Mais alors, comment bien préparer ton achat et mettre toutes les chances de ton côté pour trouver la perle rare du premier coup? Voyons cela en revenant à notre exemple.
Lister mes besoins et contraintes
Admettons que, pour moi, sonner fat corresponde à la première option listée plus haut: « ajouter des bandes-son pour te rapprocher du son de tes chansons studio ».
Si je suis OK pour avoir un ordinateur sur scène et un métronome dans les oreilles pour synchroniser mes bandes-son à la musique, il vaudrait mieux investir dans une interface audio flexible qui me permet de faire des mixes casques différents pour les musicien·ne·s et/ou envoyer mes instrumentations en pistes séparées à l’ingénieur son façade. Dans ce cas-là, je vais essayer de chercher des interfaces audio avec au moins 5-6 entrées et surtout une dizaine de sorties flexibles.
Je sais aussi qu’une interface audio instable peut planter, et, comme c’est du direct, je ne peux absolument pas prendre ce risque. Je vais donc partir sur une interface à plus haut budget car cette interface est la pièce centrale de mon setup. Je peux rogner et économiser sur d’autres pièces d’équipements « moins importantes pour moi à ce moment donné » comme les pédales d’effet, les bagages ou les pieds de micro. Ces achats secondaires attendront.

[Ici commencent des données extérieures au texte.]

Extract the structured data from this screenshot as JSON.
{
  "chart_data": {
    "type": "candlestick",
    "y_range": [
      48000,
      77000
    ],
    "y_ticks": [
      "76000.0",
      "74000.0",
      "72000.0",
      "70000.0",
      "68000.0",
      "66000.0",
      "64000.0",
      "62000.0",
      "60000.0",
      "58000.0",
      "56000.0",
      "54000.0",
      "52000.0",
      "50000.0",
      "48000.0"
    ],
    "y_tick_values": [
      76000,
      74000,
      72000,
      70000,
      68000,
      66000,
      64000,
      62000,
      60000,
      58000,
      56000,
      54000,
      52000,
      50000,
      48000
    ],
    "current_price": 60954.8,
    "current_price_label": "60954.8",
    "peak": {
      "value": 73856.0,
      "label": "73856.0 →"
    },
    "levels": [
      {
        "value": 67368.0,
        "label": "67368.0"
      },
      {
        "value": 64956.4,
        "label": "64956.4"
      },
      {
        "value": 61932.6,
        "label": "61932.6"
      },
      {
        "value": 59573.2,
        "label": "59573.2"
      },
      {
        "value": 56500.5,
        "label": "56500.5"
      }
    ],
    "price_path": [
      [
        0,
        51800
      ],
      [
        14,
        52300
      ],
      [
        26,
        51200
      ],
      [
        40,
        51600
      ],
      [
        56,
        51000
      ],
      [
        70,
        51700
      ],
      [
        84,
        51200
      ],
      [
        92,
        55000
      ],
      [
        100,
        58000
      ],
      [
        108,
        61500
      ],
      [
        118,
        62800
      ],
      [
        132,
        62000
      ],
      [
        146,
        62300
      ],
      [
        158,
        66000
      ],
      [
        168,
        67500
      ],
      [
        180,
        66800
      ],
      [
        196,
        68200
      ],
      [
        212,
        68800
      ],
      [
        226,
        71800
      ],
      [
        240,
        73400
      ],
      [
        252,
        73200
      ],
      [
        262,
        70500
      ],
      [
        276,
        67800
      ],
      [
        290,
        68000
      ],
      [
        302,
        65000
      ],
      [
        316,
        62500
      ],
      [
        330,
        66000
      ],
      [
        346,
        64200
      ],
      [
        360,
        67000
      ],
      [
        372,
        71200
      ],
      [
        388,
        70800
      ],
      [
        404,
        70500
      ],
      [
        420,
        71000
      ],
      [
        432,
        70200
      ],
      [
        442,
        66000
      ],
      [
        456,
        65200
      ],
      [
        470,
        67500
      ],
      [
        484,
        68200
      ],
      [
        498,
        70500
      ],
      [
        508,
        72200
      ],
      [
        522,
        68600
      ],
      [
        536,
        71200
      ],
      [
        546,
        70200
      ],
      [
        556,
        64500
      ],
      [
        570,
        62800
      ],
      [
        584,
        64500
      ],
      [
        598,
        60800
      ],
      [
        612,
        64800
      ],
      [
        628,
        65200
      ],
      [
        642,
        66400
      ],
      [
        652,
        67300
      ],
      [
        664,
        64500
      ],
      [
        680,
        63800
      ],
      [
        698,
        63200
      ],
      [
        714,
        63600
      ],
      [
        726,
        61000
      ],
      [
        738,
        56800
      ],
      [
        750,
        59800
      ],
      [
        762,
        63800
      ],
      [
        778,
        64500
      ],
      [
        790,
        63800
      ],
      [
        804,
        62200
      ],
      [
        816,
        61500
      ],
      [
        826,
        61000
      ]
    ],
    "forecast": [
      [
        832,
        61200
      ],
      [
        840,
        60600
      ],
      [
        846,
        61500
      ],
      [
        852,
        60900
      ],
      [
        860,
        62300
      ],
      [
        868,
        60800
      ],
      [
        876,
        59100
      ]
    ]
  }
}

Vérifier mes hypothèses en ligne et en magasin
Ne saute pas directement sur ChatGPT, même si c’est pratique. En plus de consommer beaucoup de ressources naturelles, il ne va pas forcément te donner la même compréhension poussée du matériel que tu aurais en écumant Google, en allant en magasin, en parlant à tes ami·e·s ou en regardant quelques tutos YouTube.
Faire son choix final
Après avoir croisé quelques sources, j’ai trouvé que la RME Fireface UCX II et la Motu Ultralite mk5 étaient réputées pour leur stabilité et la flexibilité de leurs options de routing. Après avoir regardé les spécifications techniques et quelques tests de presse professionnelle, je vois que la RME a l’avantage sur à peu près tout, car c’est du matériel haut de gamme. Néanmoins, pour du live, la qualité des préamplis de la Motu semble suffire et sa stabilité semble équivalente. Peut-être que je n’ai pas besoin de dépenser les 500€ supplémentaires pour cette utilisation?
Si au contraire, je veux également utiliser l’interface en studio et que je veux privilégier la longévité (certaines interfaces RME sont encore supportées par le constructeur plus de 20 ans après!), peut-être que la RME est un bon choix.




Conclusion
Bref! Je ne vais pas te détailler tous les exemples ou montrer tout le cheminement de pensée. Ce petit exemple de backing tracks live est uniquement présent pour te montrer que bien choisir son matériel, ce n’est pas forcément en acheter plus ou moins… mais c’est simplement plus réfléchir en amont de l’achat. Budgète, croise les sources d’information, teste, étudie le workflow pour voir s’il correspond à ta sensibilité.
En procédant méthodiquement comme cela, tu pourras faire grandir ton setup petit à petit sans accumuler les achats « inutiles » et sans te frustrer. Acheter plus de matos devrait être une source de plaisir et de créativité, pas une source d’agacement!
Si tu as besoin de plus d’astuces similaires ou de guides d’achat sur un thème donné, n’hésite pas à nous le dire en commentaire.